Many banks have problems managing the expected withdrawals depositors make and often have to borrow money to cover the shortfall. This service was originally provided by a number of private wholesale banks, which lent money in emergency situations to prevent bank runs. Over time a number of wholesale banks were merged together and given regulatory powers over the banks that they would lend to. When this merger happened it was the birth of the Central Bank, which acted as a lender of last resort for banks with short term cash flow problems.
Since then central banks have taken on a greater role within the economy. The main secondary role of the central bank is to control money supply. The amount of debt that can be lent by banks is set by the central bank through the reserve requirement. The reserve requirement is a percentage of the funds banks have, which have to be held to cover depositor’s withdrawals. By increasing or decreasing the required reserve the availability of debt, which can be lent out to borrowers alters. The greater the required reserve the less money that can be lent out and the higher the price of debt, the interest rate, becomes. Conversely the lower the required reserve the more money that can be lent out and the lower the price of debt, the interest rate, becomes.
The Bank of England has two main functions. The first is the original function of the private wholesale banks, to lend to other banks to prevent bank runs and enable them to function in an effective manner. The second is the control of the money supply within the economy, when alterations to the reserve requirements set by the Bank of England are made to control inflationary and deflationary gaps. Both of these functions are made possible by the Bank of England’s control of the supply of debt. This control has been enhanced over time by allowing the Bank of England to create money through functions like Quantitative Easing.

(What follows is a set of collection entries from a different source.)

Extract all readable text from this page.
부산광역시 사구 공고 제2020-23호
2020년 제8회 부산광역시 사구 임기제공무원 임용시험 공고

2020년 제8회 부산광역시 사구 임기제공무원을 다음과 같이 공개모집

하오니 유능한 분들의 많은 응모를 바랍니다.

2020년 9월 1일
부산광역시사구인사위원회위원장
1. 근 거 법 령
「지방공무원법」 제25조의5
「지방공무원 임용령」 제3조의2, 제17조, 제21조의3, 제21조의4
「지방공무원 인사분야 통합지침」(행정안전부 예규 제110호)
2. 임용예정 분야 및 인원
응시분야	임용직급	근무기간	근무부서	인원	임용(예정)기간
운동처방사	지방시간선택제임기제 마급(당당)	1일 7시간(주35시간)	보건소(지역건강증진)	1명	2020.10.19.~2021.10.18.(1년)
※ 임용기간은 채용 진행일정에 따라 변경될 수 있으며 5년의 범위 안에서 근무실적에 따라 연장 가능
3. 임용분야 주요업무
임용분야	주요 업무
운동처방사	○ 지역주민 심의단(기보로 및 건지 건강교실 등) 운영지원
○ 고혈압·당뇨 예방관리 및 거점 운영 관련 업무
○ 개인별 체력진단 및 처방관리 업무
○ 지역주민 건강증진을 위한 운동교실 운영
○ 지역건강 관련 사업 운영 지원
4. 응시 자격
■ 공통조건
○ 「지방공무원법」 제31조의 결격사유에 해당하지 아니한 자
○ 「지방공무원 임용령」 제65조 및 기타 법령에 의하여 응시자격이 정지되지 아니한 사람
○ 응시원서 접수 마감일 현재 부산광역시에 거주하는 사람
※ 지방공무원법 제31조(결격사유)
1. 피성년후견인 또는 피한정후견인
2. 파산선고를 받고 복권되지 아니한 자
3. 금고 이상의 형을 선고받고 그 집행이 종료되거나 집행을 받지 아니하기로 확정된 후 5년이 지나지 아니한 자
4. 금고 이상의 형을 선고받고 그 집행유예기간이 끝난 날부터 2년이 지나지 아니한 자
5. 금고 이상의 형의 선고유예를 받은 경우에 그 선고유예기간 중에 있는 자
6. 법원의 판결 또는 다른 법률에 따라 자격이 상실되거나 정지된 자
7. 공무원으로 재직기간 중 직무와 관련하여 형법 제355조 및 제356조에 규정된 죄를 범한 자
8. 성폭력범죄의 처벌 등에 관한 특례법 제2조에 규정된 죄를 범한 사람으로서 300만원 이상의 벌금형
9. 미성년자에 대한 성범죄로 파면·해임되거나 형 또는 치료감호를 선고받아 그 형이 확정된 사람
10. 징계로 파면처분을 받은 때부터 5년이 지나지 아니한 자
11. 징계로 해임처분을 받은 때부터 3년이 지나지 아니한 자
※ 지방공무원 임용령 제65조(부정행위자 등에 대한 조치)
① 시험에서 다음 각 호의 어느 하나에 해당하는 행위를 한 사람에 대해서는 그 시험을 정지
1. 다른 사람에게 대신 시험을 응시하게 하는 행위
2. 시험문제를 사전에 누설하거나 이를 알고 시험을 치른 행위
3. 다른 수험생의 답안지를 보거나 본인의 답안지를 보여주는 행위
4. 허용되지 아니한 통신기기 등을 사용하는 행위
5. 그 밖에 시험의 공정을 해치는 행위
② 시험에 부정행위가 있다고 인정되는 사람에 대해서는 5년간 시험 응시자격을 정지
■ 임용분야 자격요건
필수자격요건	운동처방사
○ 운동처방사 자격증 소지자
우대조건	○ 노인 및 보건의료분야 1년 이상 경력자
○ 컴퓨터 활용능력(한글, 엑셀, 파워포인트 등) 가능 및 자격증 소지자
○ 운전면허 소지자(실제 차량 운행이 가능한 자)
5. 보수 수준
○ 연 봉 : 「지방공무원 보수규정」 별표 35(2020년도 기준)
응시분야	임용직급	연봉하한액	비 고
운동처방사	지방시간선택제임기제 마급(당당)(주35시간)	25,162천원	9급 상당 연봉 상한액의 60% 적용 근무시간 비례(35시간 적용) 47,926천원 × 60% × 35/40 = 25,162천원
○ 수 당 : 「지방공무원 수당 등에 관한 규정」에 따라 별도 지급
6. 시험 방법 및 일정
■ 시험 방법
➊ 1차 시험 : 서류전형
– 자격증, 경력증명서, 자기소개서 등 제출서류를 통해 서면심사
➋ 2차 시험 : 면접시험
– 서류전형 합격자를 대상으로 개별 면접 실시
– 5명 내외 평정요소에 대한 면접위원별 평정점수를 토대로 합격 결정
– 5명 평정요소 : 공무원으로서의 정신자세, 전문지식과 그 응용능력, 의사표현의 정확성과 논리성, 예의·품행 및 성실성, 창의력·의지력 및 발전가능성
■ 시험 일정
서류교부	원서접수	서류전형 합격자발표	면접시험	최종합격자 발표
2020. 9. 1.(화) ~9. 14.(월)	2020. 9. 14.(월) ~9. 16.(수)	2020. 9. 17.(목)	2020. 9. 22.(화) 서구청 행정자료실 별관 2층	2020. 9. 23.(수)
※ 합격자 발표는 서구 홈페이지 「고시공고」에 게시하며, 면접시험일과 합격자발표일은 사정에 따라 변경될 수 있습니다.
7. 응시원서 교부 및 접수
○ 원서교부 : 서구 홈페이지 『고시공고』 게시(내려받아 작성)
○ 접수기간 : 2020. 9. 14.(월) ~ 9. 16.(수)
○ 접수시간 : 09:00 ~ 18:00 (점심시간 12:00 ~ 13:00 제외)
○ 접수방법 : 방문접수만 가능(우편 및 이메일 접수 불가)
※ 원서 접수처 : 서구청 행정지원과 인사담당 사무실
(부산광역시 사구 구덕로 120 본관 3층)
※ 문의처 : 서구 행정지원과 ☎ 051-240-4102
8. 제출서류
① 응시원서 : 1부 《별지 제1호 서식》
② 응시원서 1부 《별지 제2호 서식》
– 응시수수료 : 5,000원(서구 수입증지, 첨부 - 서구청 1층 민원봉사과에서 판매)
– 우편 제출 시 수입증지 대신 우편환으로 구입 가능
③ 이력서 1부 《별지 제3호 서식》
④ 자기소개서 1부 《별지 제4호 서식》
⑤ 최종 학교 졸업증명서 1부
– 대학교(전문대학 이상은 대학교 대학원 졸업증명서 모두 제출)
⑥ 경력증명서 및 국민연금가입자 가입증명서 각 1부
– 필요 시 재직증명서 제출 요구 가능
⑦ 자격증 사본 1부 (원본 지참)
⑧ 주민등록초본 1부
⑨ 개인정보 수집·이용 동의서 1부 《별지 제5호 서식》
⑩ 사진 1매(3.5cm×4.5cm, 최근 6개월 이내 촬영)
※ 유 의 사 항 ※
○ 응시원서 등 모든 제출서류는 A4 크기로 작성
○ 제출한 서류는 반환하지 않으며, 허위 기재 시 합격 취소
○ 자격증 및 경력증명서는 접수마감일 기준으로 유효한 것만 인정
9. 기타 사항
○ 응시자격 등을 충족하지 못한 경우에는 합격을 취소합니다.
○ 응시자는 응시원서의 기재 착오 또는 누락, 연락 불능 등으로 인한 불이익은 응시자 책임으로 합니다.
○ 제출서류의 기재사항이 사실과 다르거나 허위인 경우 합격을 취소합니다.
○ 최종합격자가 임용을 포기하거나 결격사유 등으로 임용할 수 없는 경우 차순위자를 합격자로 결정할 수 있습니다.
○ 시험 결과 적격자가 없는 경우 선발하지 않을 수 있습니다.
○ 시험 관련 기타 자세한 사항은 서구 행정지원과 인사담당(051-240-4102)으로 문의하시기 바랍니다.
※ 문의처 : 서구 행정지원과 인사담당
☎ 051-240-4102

During the rescue of Northern Rock and the subsequent bank bailouts the Bank of England failed to provide its primary function of acting as a lender of last resort. The size of the bailout required was so great that Bank of England Governor Mervyn King refused to lend the funds required to prevent a bank run. The Government had to step in and act as lender of last resort meaning the primary function of the Central Bank was no longer provided by the Bank of England. The secondary function of the Bank of England in regards to money supply control has also failed. The Bank of England sets a two percent inflation target that it is supposed to meet to maintain “economic stability”, however in recent months the rate of inflation has stayed far above this target.
Interest rates cannot rise due to the impact on the wider economy, which would be devastating for homeowners and businesses alike. The ability of the Bank of England to control inflation by increasing the interest rate is a bygone era. The lax control of the interest rate in the past has flooded the market with cheap debt that now has to be repaid. Due to the need to make these repayments possible the interest rate has to remain low to prevent default. Interest rates could fall further or become negative, however this would not necessarily provide the desired effect of increased consumption and may make the scale of debt even worse, kicking the can further down the road. The only real function the Bank of England can perform effectively is pump priming, which will devalue the purchasing power of the currency later in the business cycle.
Perhaps it is time to push for the reintroduction of private wholesale banks to provide emergency loans and to stop using the Bank of England as an aggregate demand control mechanism?